Orang
sering kali menganggap bahwa hidup ini adalah masalah, bahwa setiap orang hidup
pasti menghadapi masalah. masalah itu datang dari berbagai dimensi dalam hidup
kita, seakan tiap langkah kita adalah masalah. persepsi inilah yang seringkali
hidup dalam benak manusia.
Sekarang
mari kit mencoba mendefinisikan masalah. menurut banyak kalangan
masalah/Problem/patologi itu adalah suatu realitas yang menyimpang yang tidak
sesuai dengan harapan atau tujuan kita. ada juga yang mendefinisikanmasalah
adalah sesuatu “hal” atau kejadian yang membuat ‘langkah” kita terhenti untuk
beberapa waktu dan harus diselesaikan untuk meneruskan “langkah” kita, jika
kita tidak dapat menyelesaikannya amak kita punya tiga pilihan yaitu berhenti
selamanya, berbalik arah atau mencari jalan yang lain.
Akan
tetapi menurut saya sebetulnya masalah itu adalah bukan realitas atau fenomena
yang terjadi, tapi masalah itu adalah bagaimana kita mewujudkan atau
menciptakan fenomena-fenomena baru yang sesuai dengan ide kita.
Berangkat
dari filsafat plato tentang dunia ide, yang menyatakan bahwa dunia itu ada
dunia yang kelihatan dan bertubuh dan dunia ayang tidak kelihatan dan tidak
bertubuh.
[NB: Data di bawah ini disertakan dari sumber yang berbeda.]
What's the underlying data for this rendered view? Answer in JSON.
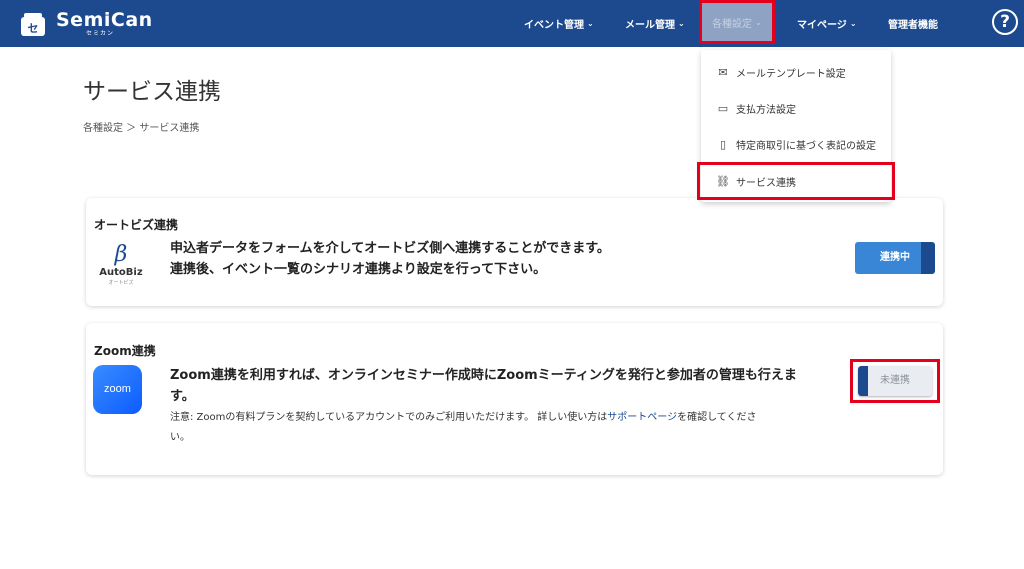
{
  "header": {
    "logo_text": "SemiCan",
    "logo_sub": "セミカン",
    "nav": [
      {
        "label": "イベント管理"
      },
      {
        "label": "メール管理"
      },
      {
        "label": "各種設定"
      },
      {
        "label": "マイページ"
      },
      {
        "label": "管理者機能"
      }
    ],
    "help": "?"
  },
  "page": {
    "title": "サービス連携",
    "breadcrumb": "各種設定 ＞ サービス連携"
  },
  "dropdown": {
    "items": [
      {
        "label": "メールテンプレート設定",
        "icon": "mail-icon"
      },
      {
        "label": "支払方法設定",
        "icon": "card-icon"
      },
      {
        "label": "特定商取引に基づく表記の設定",
        "icon": "document-icon"
      },
      {
        "label": "サービス連携",
        "icon": "link-icon"
      }
    ]
  },
  "autobiz": {
    "title": "オートビズ連携",
    "logo_word": "AutoBiz",
    "logo_sub": "オートビズ",
    "line1": "申込者データをフォームを介してオートビズ側へ連携することができます。",
    "line2": "連携後、イベント一覧のシナリオ連携より設定を行って下さい。",
    "button": "連携中"
  },
  "zoom": {
    "title": "Zoom連携",
    "logo": "zoom",
    "line1": "Zoom連携を利用すれば、オンラインセミナー作成時にZoomミーティングを発行と参加者の管理も行えま",
    "line2": "す。",
    "note_pre": "注意: Zoomの有料プランを契約しているアカウントでのみご利用いただけます。 詳しい使い方は",
    "note_link": "サポートページ",
    "note_post": "を確認してくださ",
    "note_line2": "い。",
    "button": "未連携"
  },
  "colors": {
    "header": "#1d4a8f",
    "highlight": "#e4001c",
    "button_blue": "#3a86d6"
  }
}
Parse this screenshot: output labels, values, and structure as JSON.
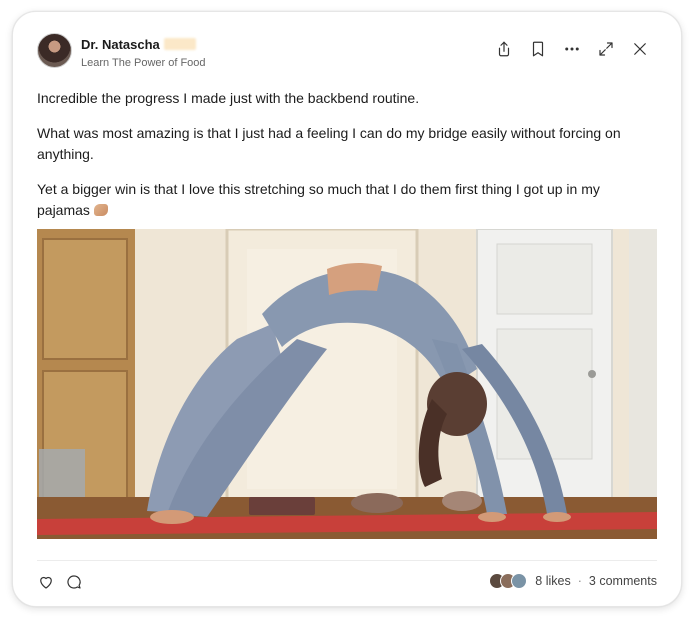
{
  "post": {
    "author_name": "Dr. Natascha",
    "community": "Learn The Power of Food",
    "paragraphs": [
      "Incredible the progress I made just with the backbend routine.",
      "What was most amazing is that I just had a feeling I can do my bridge easily without forcing on anything.",
      "Yet a bigger win is that I love this stretching so much that I do them first thing I got up in my pajamas"
    ],
    "media_description_icon": "photo"
  },
  "header_actions": [
    {
      "name": "share-icon"
    },
    {
      "name": "bookmark-icon"
    },
    {
      "name": "more-options-icon"
    },
    {
      "name": "expand-icon"
    },
    {
      "name": "close-icon"
    }
  ],
  "footer": {
    "likes": "8 likes",
    "separator": "·",
    "comments": "3 comments",
    "liker_avatar_colors": [
      "#5b4a3f",
      "#8a6d5b",
      "#7a93a6"
    ]
  },
  "colors": {
    "text": "#1c1c1c",
    "muted": "#666666",
    "mat": "#c8403a",
    "clothing": "#8898b0"
  }
}
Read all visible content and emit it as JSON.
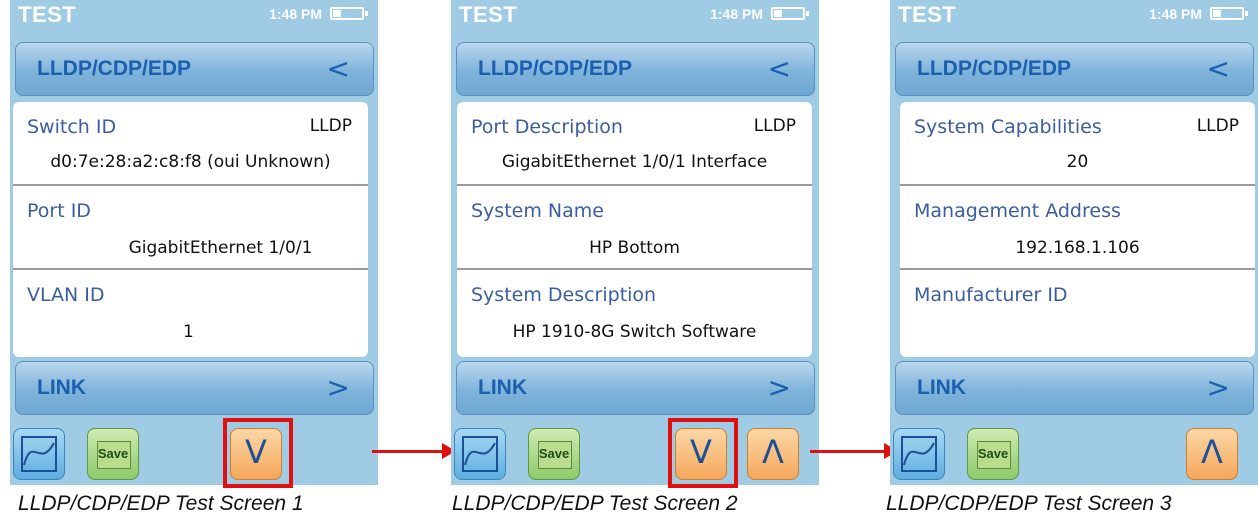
{
  "screens": [
    {
      "title": "TEST",
      "time": "1:48 PM",
      "header": {
        "label": "LLDP/CDP/EDP",
        "back_icon": "<"
      },
      "fields": [
        {
          "name": "Switch ID",
          "protocol": "LLDP",
          "value": "d0:7e:28:a2:c8:f8 (oui Unknown)"
        },
        {
          "name": "Port ID",
          "protocol": "",
          "value": "GigabitEthernet 1/0/1"
        },
        {
          "name": "VLAN ID",
          "protocol": "",
          "value": "1"
        }
      ],
      "link": {
        "label": "LINK",
        "icon": ">"
      },
      "save_label": "Save",
      "down_icon": "V",
      "caption": "LLDP/CDP/EDP Test Screen 1"
    },
    {
      "title": "TEST",
      "time": "1:48 PM",
      "header": {
        "label": "LLDP/CDP/EDP",
        "back_icon": "<"
      },
      "fields": [
        {
          "name": "Port Description",
          "protocol": "LLDP",
          "value": "GigabitEthernet 1/0/1 Interface"
        },
        {
          "name": "System Name",
          "protocol": "",
          "value": "HP Bottom"
        },
        {
          "name": "System Description",
          "protocol": "",
          "value": "HP 1910-8G Switch Software"
        }
      ],
      "link": {
        "label": "LINK",
        "icon": ">"
      },
      "save_label": "Save",
      "down_icon": "V",
      "up_icon": "Λ",
      "caption": "LLDP/CDP/EDP Test Screen 2"
    },
    {
      "title": "TEST",
      "time": "1:48 PM",
      "header": {
        "label": "LLDP/CDP/EDP",
        "back_icon": "<"
      },
      "fields": [
        {
          "name": "System Capabilities",
          "protocol": "LLDP",
          "value": "20"
        },
        {
          "name": "Management Address",
          "protocol": "",
          "value": "192.168.1.106"
        },
        {
          "name": "Manufacturer ID",
          "protocol": "",
          "value": ""
        }
      ],
      "link": {
        "label": "LINK",
        "icon": ">"
      },
      "save_label": "Save",
      "up_icon": "Λ",
      "caption": "LLDP/CDP/EDP Test Screen 3"
    }
  ],
  "colors": {
    "accent": "#1b5fae",
    "highlight": "#e11010",
    "screen_bg": "#9fcbe5"
  }
}
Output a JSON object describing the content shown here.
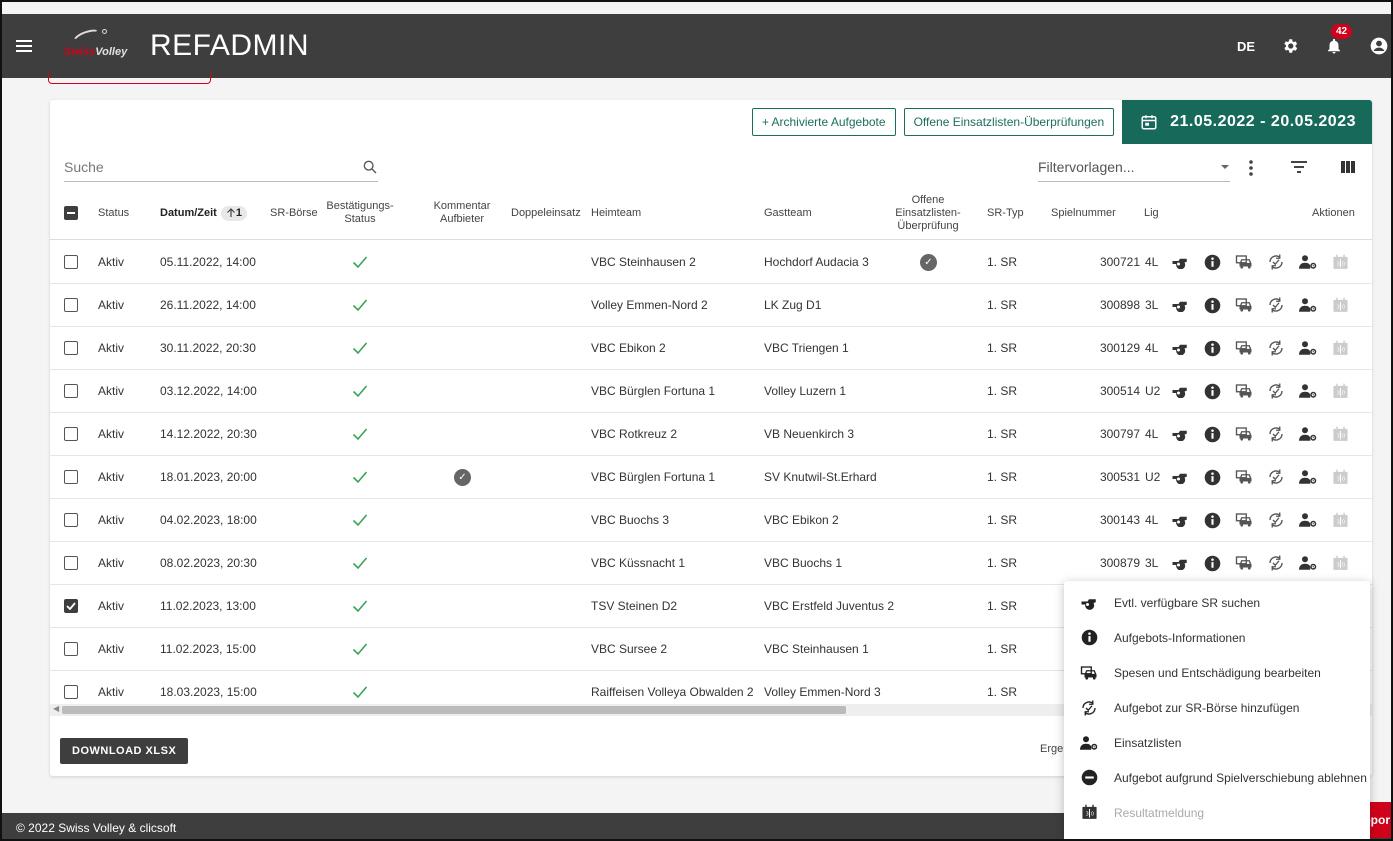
{
  "header": {
    "logo_text_1": "Swiss",
    "logo_text_2": "Volley",
    "title": "REFADMIN",
    "lang": "DE",
    "notifications": "42"
  },
  "toolbar": {
    "archived_label": "+ Archivierte Aufgebote",
    "open_checks_label": "Offene Einsatzlisten-Überprüfungen",
    "date_range": "21.05.2022 - 20.05.2023",
    "search_placeholder": "Suche",
    "filter_placeholder": "Filtervorlagen..."
  },
  "columns": {
    "status": "Status",
    "datum": "Datum/Zeit",
    "sort_indicator": "1",
    "sr_boerse": "SR-Börse",
    "bestaetigung": "Bestätigungs-Status",
    "kommentar": "Kommentar Aufbieter",
    "doppeleinsatz": "Doppeleinsatz",
    "heimteam": "Heimteam",
    "gastteam": "Gastteam",
    "offene": "Offene Einsatzlisten-Überprüfung",
    "sr_typ": "SR-Typ",
    "spielnummer": "Spielnummer",
    "liga": "Lig",
    "aktionen": "Aktionen"
  },
  "rows": [
    {
      "status": "Aktiv",
      "datum": "05.11.2022, 14:00",
      "heim": "VBC Steinhausen 2",
      "gast": "Hochdorf Audacia 3",
      "sr": "1. SR",
      "nr": "300721",
      "liga": "4L",
      "checked": false,
      "kommentar": false,
      "offen": true
    },
    {
      "status": "Aktiv",
      "datum": "26.11.2022, 14:00",
      "heim": "Volley Emmen-Nord 2",
      "gast": "LK Zug D1",
      "sr": "1. SR",
      "nr": "300898",
      "liga": "3L",
      "checked": false,
      "kommentar": false,
      "offen": false
    },
    {
      "status": "Aktiv",
      "datum": "30.11.2022, 20:30",
      "heim": "VBC Ebikon 2",
      "gast": "VBC Triengen 1",
      "sr": "1. SR",
      "nr": "300129",
      "liga": "4L",
      "checked": false,
      "kommentar": false,
      "offen": false
    },
    {
      "status": "Aktiv",
      "datum": "03.12.2022, 14:00",
      "heim": "VBC Bürglen Fortuna 1",
      "gast": "Volley Luzern 1",
      "sr": "1. SR",
      "nr": "300514",
      "liga": "U2",
      "checked": false,
      "kommentar": false,
      "offen": false
    },
    {
      "status": "Aktiv",
      "datum": "14.12.2022, 20:30",
      "heim": "VBC Rotkreuz 2",
      "gast": "VB Neuenkirch 3",
      "sr": "1. SR",
      "nr": "300797",
      "liga": "4L",
      "checked": false,
      "kommentar": false,
      "offen": false
    },
    {
      "status": "Aktiv",
      "datum": "18.01.2023, 20:00",
      "heim": "VBC Bürglen Fortuna 1",
      "gast": "SV Knutwil-St.Erhard",
      "sr": "1. SR",
      "nr": "300531",
      "liga": "U2",
      "checked": false,
      "kommentar": true,
      "offen": false
    },
    {
      "status": "Aktiv",
      "datum": "04.02.2023, 18:00",
      "heim": "VBC Buochs 3",
      "gast": "VBC Ebikon 2",
      "sr": "1. SR",
      "nr": "300143",
      "liga": "4L",
      "checked": false,
      "kommentar": false,
      "offen": false
    },
    {
      "status": "Aktiv",
      "datum": "08.02.2023, 20:30",
      "heim": "VBC Küssnacht 1",
      "gast": "VBC Buochs 1",
      "sr": "1. SR",
      "nr": "300879",
      "liga": "3L",
      "checked": false,
      "kommentar": false,
      "offen": false
    },
    {
      "status": "Aktiv",
      "datum": "11.02.2023, 13:00",
      "heim": "TSV Steinen D2",
      "gast": "VBC Erstfeld Juventus 2",
      "sr": "1. SR",
      "nr": "",
      "liga": "",
      "checked": true,
      "kommentar": false,
      "offen": false
    },
    {
      "status": "Aktiv",
      "datum": "11.02.2023, 15:00",
      "heim": "VBC Sursee 2",
      "gast": "VBC Steinhausen 1",
      "sr": "1. SR",
      "nr": "",
      "liga": "",
      "checked": false,
      "kommentar": false,
      "offen": false
    },
    {
      "status": "Aktiv",
      "datum": "18.03.2023, 15:00",
      "heim": "Raiffeisen Volleya Obwalden 2",
      "gast": "Volley Emmen-Nord 3",
      "sr": "1. SR",
      "nr": "",
      "liga": "",
      "checked": false,
      "kommentar": false,
      "offen": false
    }
  ],
  "footer": {
    "download": "DOWNLOAD XLSX",
    "results_partial": "Ergel",
    "copyright": "© 2022 Swiss Volley & clicsoft",
    "support_partial": "ppor"
  },
  "menu": [
    {
      "label": "Evtl. verfügbare SR suchen",
      "icon": "whistle-icon",
      "disabled": false
    },
    {
      "label": "Aufgebots-Informationen",
      "icon": "info-icon",
      "disabled": false
    },
    {
      "label": "Spesen und Entschädigung bearbeiten",
      "icon": "car-expenses-icon",
      "disabled": false
    },
    {
      "label": "Aufgebot zur SR-Börse hinzufügen",
      "icon": "exchange-icon",
      "disabled": false
    },
    {
      "label": "Einsatzlisten",
      "icon": "user-settings-icon",
      "disabled": false
    },
    {
      "label": "Aufgebot aufgrund Spielverschiebung ablehnen",
      "icon": "minus-circle-icon",
      "disabled": false
    },
    {
      "label": "Resultatmeldung",
      "icon": "scoreboard-icon",
      "disabled": true
    }
  ],
  "colors": {
    "header": "#3e3e3e",
    "accent": "#17695a",
    "check": "#3aa357",
    "brand_red": "#d0021b"
  }
}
Dunia yang bertubuh adalah dunia yang terlahir terdiri daripada
barang-barang yang dapat kita lihat dan alami yang berubah senantiasa menurut
benda dan waktu. Dunia yang tidak kelihatan dan tidak bertubuh adalah dunia
daripada idea. Dunia yang tetap dan tidak berubah-ubah.